Un herbager, c'est un gars qui loue ou achète des herbages et y engraisse des bêtes. Lui, la différence, c'est qu'il se faisait du gras en pratiquant l'abattage à la ferme, c'est-à-dire non déclaré aux impôts ni aux organes sanitaires.

Il vit, à présent, une retraite dorée avec des tas de propriétés et d'herbages dont il tire de généreux revenus.

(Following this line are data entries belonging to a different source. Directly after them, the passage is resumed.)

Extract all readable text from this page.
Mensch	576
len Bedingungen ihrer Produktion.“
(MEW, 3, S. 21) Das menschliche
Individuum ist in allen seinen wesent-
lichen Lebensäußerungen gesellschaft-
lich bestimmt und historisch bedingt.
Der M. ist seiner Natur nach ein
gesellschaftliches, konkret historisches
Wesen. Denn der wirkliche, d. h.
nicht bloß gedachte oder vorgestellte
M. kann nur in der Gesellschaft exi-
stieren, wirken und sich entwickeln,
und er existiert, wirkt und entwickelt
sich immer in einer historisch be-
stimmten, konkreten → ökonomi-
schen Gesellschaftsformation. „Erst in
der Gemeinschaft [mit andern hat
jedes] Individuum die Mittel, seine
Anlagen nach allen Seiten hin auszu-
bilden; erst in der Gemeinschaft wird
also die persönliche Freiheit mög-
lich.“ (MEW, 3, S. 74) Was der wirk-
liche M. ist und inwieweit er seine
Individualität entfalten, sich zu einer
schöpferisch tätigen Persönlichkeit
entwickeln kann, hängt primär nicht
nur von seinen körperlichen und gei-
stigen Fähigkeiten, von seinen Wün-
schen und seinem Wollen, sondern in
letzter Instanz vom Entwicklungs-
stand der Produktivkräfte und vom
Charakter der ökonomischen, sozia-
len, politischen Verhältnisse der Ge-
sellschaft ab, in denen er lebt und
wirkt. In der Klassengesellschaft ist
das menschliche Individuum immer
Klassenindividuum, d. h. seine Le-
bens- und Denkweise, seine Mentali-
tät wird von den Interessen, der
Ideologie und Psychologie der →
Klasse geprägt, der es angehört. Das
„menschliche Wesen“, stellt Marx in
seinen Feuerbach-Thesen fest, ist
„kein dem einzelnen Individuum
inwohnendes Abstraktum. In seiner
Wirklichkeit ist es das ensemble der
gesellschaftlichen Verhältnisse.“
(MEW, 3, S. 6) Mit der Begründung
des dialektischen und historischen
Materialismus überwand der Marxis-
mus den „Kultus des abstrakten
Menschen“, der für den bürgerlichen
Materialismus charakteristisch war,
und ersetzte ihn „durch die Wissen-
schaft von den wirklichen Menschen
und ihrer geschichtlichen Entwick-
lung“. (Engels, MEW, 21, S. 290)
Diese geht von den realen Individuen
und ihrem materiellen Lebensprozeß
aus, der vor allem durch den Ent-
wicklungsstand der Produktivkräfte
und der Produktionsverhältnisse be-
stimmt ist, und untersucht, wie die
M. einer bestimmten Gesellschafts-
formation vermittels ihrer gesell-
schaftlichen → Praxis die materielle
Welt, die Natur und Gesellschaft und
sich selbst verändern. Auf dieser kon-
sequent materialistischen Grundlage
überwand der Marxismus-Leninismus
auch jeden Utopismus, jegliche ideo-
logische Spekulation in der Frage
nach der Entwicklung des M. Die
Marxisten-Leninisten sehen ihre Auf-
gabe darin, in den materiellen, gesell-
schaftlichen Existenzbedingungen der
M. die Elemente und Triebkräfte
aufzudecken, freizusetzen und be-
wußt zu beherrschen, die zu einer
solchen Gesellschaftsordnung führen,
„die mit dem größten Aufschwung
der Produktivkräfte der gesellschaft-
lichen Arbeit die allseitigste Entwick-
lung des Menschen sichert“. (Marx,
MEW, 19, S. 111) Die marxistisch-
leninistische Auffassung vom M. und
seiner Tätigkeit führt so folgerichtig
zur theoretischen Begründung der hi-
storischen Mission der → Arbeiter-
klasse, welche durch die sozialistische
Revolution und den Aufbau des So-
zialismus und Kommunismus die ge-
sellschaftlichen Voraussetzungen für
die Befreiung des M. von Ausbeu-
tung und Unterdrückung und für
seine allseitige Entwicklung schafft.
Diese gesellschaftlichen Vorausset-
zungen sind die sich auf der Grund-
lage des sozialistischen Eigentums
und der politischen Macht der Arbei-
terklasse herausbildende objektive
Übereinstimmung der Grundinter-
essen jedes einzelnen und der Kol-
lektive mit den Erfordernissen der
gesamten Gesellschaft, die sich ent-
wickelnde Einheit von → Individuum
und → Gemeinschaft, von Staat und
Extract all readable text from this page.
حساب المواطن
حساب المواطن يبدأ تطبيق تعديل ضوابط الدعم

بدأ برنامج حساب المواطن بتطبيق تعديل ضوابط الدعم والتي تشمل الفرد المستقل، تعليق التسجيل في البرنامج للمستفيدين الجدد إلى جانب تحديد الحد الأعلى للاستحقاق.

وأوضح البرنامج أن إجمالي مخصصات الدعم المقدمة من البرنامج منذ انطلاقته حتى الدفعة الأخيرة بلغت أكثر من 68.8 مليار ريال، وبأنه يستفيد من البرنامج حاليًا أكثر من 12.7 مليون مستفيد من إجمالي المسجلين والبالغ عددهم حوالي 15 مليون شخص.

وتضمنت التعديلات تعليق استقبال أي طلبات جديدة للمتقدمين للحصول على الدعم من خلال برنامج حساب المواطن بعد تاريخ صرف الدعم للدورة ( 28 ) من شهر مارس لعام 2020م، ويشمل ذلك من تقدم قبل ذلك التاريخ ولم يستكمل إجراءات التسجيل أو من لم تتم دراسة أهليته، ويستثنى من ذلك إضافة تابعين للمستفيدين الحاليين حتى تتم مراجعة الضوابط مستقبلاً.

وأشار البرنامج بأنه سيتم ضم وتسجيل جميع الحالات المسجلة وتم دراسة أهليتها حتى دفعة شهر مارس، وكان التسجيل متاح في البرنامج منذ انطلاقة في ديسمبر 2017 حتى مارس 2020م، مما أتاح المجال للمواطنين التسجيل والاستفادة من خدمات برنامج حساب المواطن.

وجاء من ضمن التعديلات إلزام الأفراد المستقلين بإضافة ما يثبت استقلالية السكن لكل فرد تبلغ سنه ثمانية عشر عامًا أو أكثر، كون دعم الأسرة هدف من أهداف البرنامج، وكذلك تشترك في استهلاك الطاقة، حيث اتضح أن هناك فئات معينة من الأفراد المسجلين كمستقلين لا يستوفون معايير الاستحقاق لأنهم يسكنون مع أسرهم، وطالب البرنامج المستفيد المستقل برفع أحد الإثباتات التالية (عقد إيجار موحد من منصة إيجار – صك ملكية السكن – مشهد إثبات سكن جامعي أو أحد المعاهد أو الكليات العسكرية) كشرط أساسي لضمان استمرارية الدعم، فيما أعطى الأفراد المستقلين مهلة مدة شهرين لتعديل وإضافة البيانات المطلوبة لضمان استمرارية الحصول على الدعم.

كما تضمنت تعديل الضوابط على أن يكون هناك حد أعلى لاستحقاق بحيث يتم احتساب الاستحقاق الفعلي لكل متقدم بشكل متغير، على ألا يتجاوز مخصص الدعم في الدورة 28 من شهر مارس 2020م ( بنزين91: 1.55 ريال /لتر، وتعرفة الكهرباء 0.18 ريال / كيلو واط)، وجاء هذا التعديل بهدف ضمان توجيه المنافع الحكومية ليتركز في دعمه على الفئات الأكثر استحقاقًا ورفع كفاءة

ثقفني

Y'a quand même des gus qui savent y faire !

Si j'avais été moins naïf, moins honnête, aujourd'hui, moi aussi je roulerais dans une belle voiture !

 

Pendant la conversation, une femme des services administratifs de l'hôpital est venue pour s'enquérir de mes récriminations à l'encontre du corps médical.

Je lui ai simplement dit que j'aurais aimé ne pas souffrir pendant ces vingt quatre longues heures et que le matelas était défoncé.

On m'a amené un matelas tout neuf.

 

J'ai quitté la clinique le lendemain samedi vers 10 heures après une nuit studieuse.

 

Si j'ai écrit cette mésaventure, c'est pour en conserver une trace, et parce qu'elle alimente ma passion pour l'écriture mais je remercie toutes les personnes qui se sont souciées de mon état, de mon corps et de mon cœur. J'ai eu à faire à des personnes professionnelles, compétentes et attentionnées et si j'ai encore un peu mal, et si ma cuisse est plus noire que celle d'un nègre, aujourd'hui, disons que ça fait partie des risques du métier de patient !!!!!